Saturday, June 29, 2013

Where The Heck Has June Gone And Future Plans

The month of June, in my world, is a super busy, crazy one. It's no wonder why the month has flown by, and my blog writing has taken a back seat! My calendar looked nuts, with many weekdays pencilled in, as well as weekends booked solid. Who can complain about FUN though, right? June is a social month!

I celebrated my friend Claire's birthday, TWICE, which I think should become the standard! I got to celebrate my niece's 12th birthday, enjoyed Father's Day activities that my husband chose, and still paused to remember my own Dad. In there, I also bought teacher gifts and wrapped up the final week of school and my eldest daughter's Grade 8 graduation and the many parties surrounding that event!

I also got many runs in on my new training program, and added in some new circuit training. I got to partake in a very STEAMY "Yoga on the Hill" with my pals Jay and Caroline, and hundreds of others, in 40 degree heat. It was a blast though and I'd totally do it again!

Last night, my daughter had her 14th birthday party with 14 kids-a mix of boys and girls-and the girls slept over. It went well and she was happy with both her party and her gifts. I'm a bit exhausted today after breakfast and clean up, but to see her so excited and happy has been all worth it!

The fact that she's now entering high school has had me a bit nostalgic. I've been looking at some pictures and counting my blessings. My kids are AMAZING people, so confident and strong. I'm honoured to be their Mum, every day. It's not for everyone, but I've been REALLY lucky to have been able to have the best of all worlds. I knew when I became a Mother I wouldn't want to settle for anything but being home and available to my kids 24/7. Not everyone has that luxury, nor do they want it, but after working in daycare, I knew "I" wanted to be the face they saw all day, the one that hugged booboo's away, the one that rocked to sleep and the one that saw their "firsts."  My husband has always not only supported that choice, but demanded it, and it worked perfectly in that I maintained my career, contributed to our family income, and stayed home by having a home daycare. I LOVE that I've been able to not miss a moment. Honestly, I feel like that has made a huge difference in my children. My ambition has never been career driven, it's always been family based. Even my high school yearbook has my ambition being "to realize the white picket dream." It's what I've always wanted and I don't regret not having some "big job" for a second.

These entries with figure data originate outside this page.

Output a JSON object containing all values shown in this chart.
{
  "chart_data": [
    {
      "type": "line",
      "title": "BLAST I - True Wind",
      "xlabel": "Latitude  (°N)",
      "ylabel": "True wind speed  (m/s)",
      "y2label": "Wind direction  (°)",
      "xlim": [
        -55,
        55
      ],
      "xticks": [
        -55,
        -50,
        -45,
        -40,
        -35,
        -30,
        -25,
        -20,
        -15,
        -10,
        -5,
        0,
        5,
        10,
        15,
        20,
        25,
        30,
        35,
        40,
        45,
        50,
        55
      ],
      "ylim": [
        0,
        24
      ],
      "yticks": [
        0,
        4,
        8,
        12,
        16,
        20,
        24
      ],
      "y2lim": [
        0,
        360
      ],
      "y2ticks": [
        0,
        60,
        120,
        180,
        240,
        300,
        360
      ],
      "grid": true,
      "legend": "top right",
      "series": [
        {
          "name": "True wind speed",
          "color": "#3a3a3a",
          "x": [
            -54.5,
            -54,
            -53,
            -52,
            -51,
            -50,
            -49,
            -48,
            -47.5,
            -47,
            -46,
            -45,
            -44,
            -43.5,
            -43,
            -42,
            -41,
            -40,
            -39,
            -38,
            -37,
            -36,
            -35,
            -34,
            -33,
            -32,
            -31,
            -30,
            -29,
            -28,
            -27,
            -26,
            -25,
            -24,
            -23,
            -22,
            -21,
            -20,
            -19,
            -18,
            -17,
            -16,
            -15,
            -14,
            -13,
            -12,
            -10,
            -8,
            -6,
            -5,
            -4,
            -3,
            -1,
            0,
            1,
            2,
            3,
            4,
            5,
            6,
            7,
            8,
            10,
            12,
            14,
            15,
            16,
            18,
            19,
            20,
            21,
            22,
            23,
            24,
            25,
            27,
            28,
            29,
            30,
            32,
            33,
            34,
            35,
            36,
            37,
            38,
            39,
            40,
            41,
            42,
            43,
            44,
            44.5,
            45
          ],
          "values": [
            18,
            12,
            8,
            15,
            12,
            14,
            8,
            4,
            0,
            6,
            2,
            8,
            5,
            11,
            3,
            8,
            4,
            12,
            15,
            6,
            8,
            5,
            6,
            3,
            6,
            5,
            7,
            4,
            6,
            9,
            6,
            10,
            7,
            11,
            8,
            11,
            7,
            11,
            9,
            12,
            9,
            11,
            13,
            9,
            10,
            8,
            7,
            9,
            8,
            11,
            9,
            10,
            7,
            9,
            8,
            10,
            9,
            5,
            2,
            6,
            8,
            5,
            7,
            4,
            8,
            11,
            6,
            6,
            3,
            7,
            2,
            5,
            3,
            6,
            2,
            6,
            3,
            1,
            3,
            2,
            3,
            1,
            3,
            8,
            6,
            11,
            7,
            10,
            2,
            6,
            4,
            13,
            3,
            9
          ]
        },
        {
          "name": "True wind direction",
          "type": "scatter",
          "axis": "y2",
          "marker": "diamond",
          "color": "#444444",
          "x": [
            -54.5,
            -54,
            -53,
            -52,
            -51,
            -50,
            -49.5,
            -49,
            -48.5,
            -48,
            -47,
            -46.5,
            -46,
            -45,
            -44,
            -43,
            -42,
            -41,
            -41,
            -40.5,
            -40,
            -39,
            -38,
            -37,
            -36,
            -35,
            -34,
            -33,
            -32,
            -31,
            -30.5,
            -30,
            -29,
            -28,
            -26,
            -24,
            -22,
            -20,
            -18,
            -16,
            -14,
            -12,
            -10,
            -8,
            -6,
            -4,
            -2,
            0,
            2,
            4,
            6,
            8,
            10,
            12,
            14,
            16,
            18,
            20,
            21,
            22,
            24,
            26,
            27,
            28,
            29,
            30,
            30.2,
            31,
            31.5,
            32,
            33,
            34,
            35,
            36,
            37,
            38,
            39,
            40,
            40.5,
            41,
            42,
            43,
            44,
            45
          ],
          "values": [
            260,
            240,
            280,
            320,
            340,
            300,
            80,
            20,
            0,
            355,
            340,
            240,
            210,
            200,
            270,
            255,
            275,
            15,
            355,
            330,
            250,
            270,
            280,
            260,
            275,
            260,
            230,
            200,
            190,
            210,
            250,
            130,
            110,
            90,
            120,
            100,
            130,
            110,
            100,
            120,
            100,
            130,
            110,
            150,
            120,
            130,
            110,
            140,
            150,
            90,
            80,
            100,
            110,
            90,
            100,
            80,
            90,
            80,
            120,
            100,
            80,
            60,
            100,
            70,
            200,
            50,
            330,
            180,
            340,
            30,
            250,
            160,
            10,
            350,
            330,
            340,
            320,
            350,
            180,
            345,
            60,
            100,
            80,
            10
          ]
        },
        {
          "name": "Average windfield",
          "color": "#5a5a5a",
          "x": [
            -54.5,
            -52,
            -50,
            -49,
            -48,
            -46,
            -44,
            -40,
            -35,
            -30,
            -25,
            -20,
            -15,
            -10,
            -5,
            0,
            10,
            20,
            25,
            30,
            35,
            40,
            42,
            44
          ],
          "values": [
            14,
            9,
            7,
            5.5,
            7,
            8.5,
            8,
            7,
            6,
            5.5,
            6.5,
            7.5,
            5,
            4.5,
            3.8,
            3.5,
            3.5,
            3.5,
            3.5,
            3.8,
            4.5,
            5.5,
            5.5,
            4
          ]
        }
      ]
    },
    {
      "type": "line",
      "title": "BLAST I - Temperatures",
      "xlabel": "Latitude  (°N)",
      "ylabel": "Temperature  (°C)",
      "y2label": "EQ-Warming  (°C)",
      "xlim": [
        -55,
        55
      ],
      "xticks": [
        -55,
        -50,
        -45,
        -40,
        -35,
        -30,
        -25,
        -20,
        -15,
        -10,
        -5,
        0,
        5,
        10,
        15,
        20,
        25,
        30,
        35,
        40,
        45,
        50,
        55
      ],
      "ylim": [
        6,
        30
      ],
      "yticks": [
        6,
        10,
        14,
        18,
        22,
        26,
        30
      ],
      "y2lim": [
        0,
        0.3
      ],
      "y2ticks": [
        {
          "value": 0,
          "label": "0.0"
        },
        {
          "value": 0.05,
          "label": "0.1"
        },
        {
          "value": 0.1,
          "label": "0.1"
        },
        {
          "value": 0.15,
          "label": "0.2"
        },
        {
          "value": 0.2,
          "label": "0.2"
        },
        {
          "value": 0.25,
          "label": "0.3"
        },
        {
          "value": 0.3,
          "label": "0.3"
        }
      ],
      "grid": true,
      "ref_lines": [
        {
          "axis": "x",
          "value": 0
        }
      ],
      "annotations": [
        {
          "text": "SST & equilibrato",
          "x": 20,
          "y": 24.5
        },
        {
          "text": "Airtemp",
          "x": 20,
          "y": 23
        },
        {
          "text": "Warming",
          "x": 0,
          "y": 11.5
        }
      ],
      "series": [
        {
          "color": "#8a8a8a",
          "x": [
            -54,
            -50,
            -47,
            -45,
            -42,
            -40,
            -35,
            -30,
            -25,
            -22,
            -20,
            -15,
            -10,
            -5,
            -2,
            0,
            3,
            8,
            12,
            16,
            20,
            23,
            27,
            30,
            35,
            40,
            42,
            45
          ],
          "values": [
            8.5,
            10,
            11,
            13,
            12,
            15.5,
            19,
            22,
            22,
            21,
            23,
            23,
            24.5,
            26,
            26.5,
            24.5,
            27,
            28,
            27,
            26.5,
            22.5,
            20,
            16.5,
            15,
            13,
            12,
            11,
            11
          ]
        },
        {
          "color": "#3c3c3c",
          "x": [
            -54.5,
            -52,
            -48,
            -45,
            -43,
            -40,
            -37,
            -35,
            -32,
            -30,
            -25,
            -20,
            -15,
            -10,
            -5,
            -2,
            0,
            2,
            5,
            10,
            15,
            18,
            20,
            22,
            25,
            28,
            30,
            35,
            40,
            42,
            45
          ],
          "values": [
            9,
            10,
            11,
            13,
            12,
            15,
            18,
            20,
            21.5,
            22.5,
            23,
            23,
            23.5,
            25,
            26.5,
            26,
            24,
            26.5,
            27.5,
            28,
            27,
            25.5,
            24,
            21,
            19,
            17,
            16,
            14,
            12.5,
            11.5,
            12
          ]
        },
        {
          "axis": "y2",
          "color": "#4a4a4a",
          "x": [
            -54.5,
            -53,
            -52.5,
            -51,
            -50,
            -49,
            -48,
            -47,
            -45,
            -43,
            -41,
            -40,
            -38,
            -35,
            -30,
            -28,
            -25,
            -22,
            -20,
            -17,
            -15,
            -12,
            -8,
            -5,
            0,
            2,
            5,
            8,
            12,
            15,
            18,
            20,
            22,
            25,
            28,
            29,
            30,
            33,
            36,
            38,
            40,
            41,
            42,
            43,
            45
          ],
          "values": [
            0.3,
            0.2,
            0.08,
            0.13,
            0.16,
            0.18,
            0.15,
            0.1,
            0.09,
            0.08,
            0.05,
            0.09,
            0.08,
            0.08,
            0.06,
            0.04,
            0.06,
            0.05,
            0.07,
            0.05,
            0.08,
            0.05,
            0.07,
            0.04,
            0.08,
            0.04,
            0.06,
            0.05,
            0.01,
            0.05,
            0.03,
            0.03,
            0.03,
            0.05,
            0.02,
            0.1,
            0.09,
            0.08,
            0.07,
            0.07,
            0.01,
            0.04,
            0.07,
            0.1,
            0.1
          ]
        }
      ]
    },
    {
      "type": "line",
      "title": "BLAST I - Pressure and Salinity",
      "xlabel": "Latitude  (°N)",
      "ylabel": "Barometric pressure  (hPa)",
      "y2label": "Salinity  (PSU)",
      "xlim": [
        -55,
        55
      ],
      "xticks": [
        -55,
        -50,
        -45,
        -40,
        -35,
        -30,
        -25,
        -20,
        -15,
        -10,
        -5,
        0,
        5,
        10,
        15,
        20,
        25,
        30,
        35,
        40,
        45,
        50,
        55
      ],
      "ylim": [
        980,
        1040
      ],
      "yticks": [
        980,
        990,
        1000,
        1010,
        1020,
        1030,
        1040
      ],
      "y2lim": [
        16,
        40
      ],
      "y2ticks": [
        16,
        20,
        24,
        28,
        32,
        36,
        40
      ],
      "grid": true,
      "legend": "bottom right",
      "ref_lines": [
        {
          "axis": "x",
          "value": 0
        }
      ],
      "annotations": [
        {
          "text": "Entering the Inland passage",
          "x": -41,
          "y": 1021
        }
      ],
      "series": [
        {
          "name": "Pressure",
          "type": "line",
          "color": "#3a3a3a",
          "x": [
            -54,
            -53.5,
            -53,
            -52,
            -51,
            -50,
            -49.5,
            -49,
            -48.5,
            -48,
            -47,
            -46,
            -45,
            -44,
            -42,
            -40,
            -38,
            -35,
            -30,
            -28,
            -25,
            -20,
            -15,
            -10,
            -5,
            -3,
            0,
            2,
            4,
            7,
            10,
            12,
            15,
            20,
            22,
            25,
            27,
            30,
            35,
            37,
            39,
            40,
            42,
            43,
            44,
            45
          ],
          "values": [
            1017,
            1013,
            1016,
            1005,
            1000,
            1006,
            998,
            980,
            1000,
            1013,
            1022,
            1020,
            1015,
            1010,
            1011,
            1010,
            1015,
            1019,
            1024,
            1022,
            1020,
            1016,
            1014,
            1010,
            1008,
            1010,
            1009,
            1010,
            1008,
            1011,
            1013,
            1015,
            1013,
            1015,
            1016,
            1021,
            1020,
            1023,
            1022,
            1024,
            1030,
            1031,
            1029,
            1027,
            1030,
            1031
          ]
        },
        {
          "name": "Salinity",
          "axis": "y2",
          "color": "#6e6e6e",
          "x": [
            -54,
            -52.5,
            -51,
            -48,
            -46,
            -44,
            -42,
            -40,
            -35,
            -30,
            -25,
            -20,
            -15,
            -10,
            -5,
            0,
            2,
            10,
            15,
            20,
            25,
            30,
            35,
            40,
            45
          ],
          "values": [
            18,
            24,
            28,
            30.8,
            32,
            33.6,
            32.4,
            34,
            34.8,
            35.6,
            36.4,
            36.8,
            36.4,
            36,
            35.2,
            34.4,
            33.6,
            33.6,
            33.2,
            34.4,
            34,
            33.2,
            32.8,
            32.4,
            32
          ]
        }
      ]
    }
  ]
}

That said, as my kids get older, I've started thinking about what I'd like to do "now."  The more I've thought about it, the more I've come to terms with the fact that I'm never going to be that "career driven" individual. I have never wanted to be the "boss" in any job I've ever had. I'm always happier in the background, part of the team. I took on leadership roles most of my younger life, and I have no desire for that anymore. I think when much of your childhood is spent trying to survive and excel and "get ahead"-you burn out. I just want peace, tranquility and a quiet existence now. No bells and whistles needed. Where I'm truly happiest is with my family and my friends that have become more like my family. Anything separate to that would just be "punching a time card."

The other night, I was leaving for dinner out with friends and had prepped a meal for my husband to make. He decided he'd take the kids out instead. I joked that without me there they can't function or even get a meal on the table! My husband looked at me, hugged me and said, "That's exactly it, Trace. We CAN'T function without you and all that you do for our family,"  Hmm, he may have won some points there(or eased my frustration about his going out to dinner when a meal was almost ready on the counter!)  When I'm serious and focused about something, as a perfectionist who is critical, I make sure I give 100 percent of myself to the task. My family has been that focus for me, and will continue to be, for as long as I live. I say that without shame or remorse or guilt, and I don't care what anyone else thinks of that choice. Some think I'm a bit "Martha Stewart" about being a Mum. Great! I wear it with pride.

That doesn't mean I can't pursue other things that will get my laser focus, though.  I just don't know that slaving away at a 9-5 like everyone else is that thing. :)

This year has been full of transition, and continues to not disappoint. I'm planning on an EPIC summer and then a world of change for September forward. Keep an eye on this blog. You never know WHAT I might do next.